Wednesday 3 October 2012

In which I sketch Alice

I love Alice in Wonderland - in fact, I prefer 'Alice Through The Looking Glass'.  I've not been very imaginative for my printmaking course so far - I've been making prints of things that exist in real life - so I thought I'd add in a print of something from my own imagination.

So I decided to do something about Alice and the Fawn from 'Looking Glass'.  Alice moves into the wood where creatures forget their names, and meets a fawn.  Neither of them can remember what they are, so it's only when they leave the wood that the fawn knows what it is, and that it should be frightened of humans. 

That passage has always struck me as something Edenic, with the loss of innocence of both Alice and the Fawn, as they realise humans and animals cannot live in harmony. 

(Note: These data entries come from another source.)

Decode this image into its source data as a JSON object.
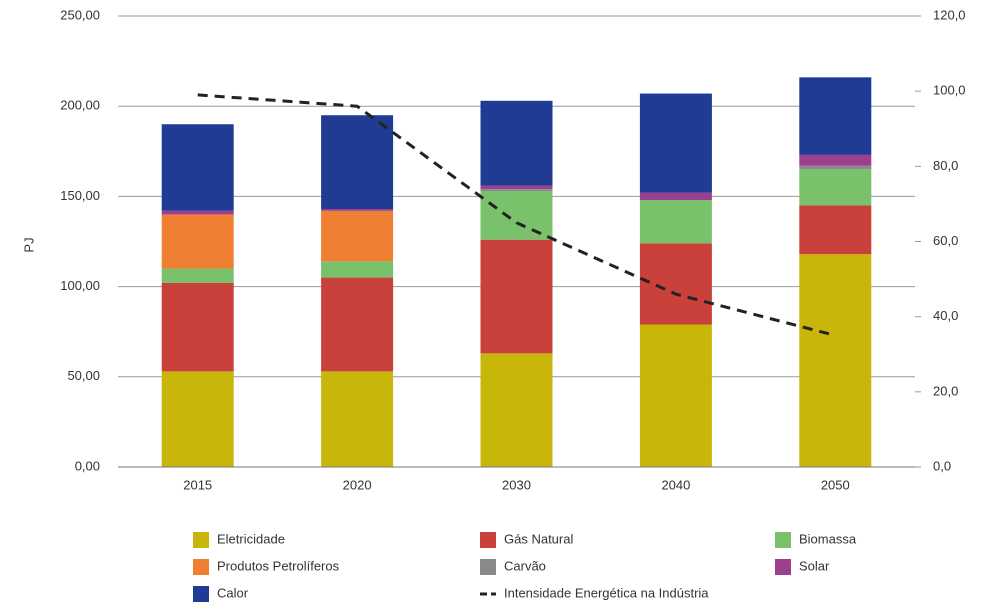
{
  "chart_data": {
    "type": "bar",
    "stacked": true,
    "ylabel": "PJ",
    "categories": [
      "2015",
      "2020",
      "2030",
      "2040",
      "2050"
    ],
    "series": [
      {
        "name": "Eletricidade",
        "color": "#c8b70a",
        "values": [
          53,
          53,
          63,
          79,
          118
        ]
      },
      {
        "name": "Gás Natural",
        "color": "#c9413a",
        "values": [
          49,
          52,
          63,
          45,
          27
        ]
      },
      {
        "name": "Biomassa",
        "color": "#79c16a",
        "values": [
          8,
          9,
          27,
          24,
          20
        ]
      },
      {
        "name": "Produtos Petrolíferos",
        "color": "#ef8033",
        "values": [
          30,
          28,
          0,
          0,
          0
        ]
      },
      {
        "name": "Carvão",
        "color": "#8a8a8a",
        "values": [
          0,
          0,
          1,
          0,
          2
        ]
      },
      {
        "name": "Solar",
        "color": "#9c3f8e",
        "values": [
          2,
          1,
          2,
          4,
          6
        ]
      },
      {
        "name": "Calor",
        "color": "#1f3b94",
        "values": [
          48,
          52,
          47,
          55,
          43
        ]
      },
      {
        "name": "Intensidade Energética na Indústria",
        "color": "#222222",
        "type": "line",
        "axis": "y2",
        "dashed": true,
        "values": [
          99,
          96,
          65,
          46,
          35
        ]
      }
    ],
    "ylim": [
      0,
      250
    ],
    "yticks": [
      {
        "value": 0,
        "label": "0,00"
      },
      {
        "value": 50,
        "label": "50,00"
      },
      {
        "value": 100,
        "label": "100,00"
      },
      {
        "value": 150,
        "label": "150,00"
      },
      {
        "value": 200,
        "label": "200,00"
      },
      {
        "value": 250,
        "label": "250,00"
      }
    ],
    "y2lim": [
      0,
      120
    ],
    "y2ticks": [
      {
        "value": 0,
        "label": "0,0"
      },
      {
        "value": 20,
        "label": "20,0"
      },
      {
        "value": 40,
        "label": "40,0"
      },
      {
        "value": 60,
        "label": "60,0"
      },
      {
        "value": 80,
        "label": "80,0"
      },
      {
        "value": 100,
        "label": "100,0"
      },
      {
        "value": 120,
        "label": "120,0"
      }
    ],
    "grid": true,
    "legend": "bottom"
  }
}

I started out by sketching a fawn, from a picture in a nature book and some images of deer from “4,000 Animal, bird and fish motifs” by Graham Leslie McCallum.  I wanted Alice and the Fawn resting in the wood - even though they don't do that in the book, it gives them a little more time together?  So I tried to draw Alice reclining on the right of the fawn first.  It didn't work.  I'm not great at drawing human figures, so I lay down on the floor, hugged a cushion as though it were a fawn and got Mr P to take a photo that I could sketch from.

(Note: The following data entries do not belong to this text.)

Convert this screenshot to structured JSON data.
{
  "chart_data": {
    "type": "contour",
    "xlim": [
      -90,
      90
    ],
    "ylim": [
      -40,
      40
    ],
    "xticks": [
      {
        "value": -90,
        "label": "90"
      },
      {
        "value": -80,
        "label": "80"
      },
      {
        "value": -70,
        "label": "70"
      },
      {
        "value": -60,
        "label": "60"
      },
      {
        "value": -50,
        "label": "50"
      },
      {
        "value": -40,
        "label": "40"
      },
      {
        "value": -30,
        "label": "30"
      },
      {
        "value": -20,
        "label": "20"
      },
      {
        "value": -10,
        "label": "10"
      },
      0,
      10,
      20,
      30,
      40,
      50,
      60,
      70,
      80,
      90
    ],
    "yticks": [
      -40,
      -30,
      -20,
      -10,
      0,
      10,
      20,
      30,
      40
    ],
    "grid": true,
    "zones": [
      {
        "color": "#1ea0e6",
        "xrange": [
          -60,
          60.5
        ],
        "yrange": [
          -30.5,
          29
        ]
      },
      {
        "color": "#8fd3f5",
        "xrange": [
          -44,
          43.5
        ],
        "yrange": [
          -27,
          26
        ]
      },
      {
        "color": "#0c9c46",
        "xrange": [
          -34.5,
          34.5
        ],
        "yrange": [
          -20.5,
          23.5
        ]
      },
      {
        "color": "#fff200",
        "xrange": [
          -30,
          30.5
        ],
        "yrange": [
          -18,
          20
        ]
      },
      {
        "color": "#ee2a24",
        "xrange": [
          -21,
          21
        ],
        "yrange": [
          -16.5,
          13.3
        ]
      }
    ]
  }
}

I didn't really like the design of this - Alice looks a bit clingy, and the overall shape is low and flat.  So I tried again, looking at the Tenniel drawings in my copy of 'Looking Glass' and trying to find one where Alice is kneeling.  I did, and adapted it so she's on the fawns's left.

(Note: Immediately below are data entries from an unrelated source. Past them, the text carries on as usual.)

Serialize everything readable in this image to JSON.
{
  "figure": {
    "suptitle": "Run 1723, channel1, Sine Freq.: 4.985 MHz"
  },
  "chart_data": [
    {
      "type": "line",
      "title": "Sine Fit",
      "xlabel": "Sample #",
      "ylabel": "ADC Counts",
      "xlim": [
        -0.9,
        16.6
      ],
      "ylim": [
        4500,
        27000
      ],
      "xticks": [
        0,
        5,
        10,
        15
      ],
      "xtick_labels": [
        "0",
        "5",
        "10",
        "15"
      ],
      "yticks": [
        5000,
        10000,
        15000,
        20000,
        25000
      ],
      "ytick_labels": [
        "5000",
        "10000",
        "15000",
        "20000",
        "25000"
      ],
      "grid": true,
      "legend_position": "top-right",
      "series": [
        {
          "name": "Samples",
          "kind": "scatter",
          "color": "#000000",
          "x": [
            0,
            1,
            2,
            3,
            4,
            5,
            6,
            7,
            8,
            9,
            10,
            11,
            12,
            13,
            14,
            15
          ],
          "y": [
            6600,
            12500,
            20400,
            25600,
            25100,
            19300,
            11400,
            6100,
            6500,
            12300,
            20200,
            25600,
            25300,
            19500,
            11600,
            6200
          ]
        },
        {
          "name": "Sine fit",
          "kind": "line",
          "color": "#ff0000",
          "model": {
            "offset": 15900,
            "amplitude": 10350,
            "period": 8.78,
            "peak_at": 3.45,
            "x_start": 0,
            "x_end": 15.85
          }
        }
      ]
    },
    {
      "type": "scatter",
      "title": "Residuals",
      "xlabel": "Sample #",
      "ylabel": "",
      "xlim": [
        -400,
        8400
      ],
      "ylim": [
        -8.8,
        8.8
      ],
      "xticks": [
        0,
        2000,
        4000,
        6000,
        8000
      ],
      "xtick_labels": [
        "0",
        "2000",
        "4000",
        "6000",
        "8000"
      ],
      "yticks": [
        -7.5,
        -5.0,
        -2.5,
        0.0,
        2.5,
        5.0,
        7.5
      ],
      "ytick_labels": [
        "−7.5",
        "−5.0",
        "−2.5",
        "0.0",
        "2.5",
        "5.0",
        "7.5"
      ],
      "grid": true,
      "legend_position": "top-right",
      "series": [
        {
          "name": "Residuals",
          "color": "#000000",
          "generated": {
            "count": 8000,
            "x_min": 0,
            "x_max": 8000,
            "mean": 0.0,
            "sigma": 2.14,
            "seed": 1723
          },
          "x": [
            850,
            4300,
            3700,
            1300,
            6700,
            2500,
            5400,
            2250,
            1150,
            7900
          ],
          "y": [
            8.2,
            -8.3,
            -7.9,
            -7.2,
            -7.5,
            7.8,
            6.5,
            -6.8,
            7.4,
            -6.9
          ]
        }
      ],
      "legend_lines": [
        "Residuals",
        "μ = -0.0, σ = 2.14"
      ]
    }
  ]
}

Then I thought about background and colour.  I knew it had to have a limited palette if I were to do it as a print, I'm really only up to 3 colours at the moment!  I wanted the woods to be a bit dreamy and dark, so I went for blue, which is the traditional colour for Alice's dress.  I added a couple of bats because I like bats, I think they are friendly.


I took a pic, uploaded it to my computer and tinkered around with the colour.  I tried it as green, but I think I prefer it as blue.

So the next stage is to transfer the design onto lino and start cutting.  I want to try doing this as a reduction print, where I print the palest colour, then cut away more lino and reduce the surface as I print the darker colours.  But I think I'm going to have to do this with 2 pieces of lino, one for the dark blue and light blue, and one of the light fawn, dark fawn and black.  I don't think it would work laying the fawn over the blue or vice versa.

1 comment:

  1. Just lovely! I like the blue, too. Keep going, girl.